Plusieurs expériences de présentation de pratiques culturelles immatérielles dans le cadre du dispositif « La classe, l’œuvre ! », partenariat entre les établissements scolaires et 350 musées en France, qui place les jeunes dans un rôle de « passeurs de culture », ont été ainsi relevées. Dans ce cadre, l’intérêt des scolaires pour le domaine du PCI a été démontré : appel aux différents sens et à la notion de partage, stimulation de l’intelligence pratique, recomposition des groupes d’élèves, etc.
Conclusion
Enjeu de taille dans le développement des musées, si le PCI y est un outil fédérateur, apte à donner du sens aux collections, à placer les activités de l’homme au cœur des notions traitées, voire à stimuler la créativité scénographique, il est nettement placé du côté de la médiation auprès des publics (enquête 2018).

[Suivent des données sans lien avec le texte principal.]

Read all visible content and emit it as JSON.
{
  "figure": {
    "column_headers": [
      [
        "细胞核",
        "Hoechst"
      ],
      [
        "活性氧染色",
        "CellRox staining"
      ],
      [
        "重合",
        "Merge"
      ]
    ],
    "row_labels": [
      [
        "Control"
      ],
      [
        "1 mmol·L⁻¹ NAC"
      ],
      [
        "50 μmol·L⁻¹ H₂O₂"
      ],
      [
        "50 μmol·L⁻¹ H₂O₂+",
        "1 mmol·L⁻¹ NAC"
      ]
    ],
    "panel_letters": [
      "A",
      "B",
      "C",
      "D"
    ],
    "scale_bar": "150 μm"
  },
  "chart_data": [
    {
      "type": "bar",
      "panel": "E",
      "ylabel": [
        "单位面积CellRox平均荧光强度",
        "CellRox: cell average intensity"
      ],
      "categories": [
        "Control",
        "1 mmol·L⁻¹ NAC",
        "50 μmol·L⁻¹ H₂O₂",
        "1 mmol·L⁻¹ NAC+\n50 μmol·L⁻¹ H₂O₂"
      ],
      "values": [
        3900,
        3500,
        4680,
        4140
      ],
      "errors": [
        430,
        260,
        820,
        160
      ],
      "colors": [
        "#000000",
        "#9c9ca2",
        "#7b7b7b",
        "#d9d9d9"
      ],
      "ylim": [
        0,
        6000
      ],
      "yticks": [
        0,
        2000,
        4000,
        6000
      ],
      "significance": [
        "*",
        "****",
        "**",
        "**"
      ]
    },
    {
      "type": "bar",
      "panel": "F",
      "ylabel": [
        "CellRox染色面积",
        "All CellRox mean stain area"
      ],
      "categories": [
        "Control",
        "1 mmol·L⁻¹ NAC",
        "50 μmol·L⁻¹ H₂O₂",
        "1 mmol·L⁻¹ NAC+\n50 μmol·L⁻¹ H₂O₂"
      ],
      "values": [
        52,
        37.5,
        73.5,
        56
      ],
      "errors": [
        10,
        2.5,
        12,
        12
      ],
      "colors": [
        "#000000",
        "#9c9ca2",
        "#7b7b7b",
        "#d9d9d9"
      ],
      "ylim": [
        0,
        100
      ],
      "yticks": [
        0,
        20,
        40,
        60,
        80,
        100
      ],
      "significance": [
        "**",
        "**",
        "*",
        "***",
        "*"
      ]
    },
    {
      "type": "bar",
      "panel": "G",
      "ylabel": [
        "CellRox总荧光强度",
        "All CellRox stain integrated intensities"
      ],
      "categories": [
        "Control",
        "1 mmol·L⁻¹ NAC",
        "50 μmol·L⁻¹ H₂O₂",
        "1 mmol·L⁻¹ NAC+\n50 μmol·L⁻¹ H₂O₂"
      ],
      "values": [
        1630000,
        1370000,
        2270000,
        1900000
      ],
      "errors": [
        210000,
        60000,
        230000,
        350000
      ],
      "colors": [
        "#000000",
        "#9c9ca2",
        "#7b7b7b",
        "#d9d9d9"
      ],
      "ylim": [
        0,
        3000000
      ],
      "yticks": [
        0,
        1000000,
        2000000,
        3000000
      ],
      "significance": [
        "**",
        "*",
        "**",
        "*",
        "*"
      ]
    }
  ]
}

De la recherche scientifique à la constitution du patrimoine matériel ou immatériel, de la gestion à la restitution d’un savoir ou de collections, le PCI souligne « les mutations opérées depuis plusieurs décennies dans les musées d’art et traditions populaires, sous l’effet conjugué d’innovations muséographiques amorcées avant la seconde guerre mondiale, et de questionnements plus centrés sur la société contemporaine » (Séréna-Allier, 2013).
Il propose des enjeux scientifiques et culturels pour le présent, auxquels ne peuvent manquer de se confronter les musées de société, dès lors qu’ils s’interrogent sur les orientations ou la pertinence d’une collecte contemporaine ou qu’ils s’attachent à répondre au désir de patrimoine traversant la société française.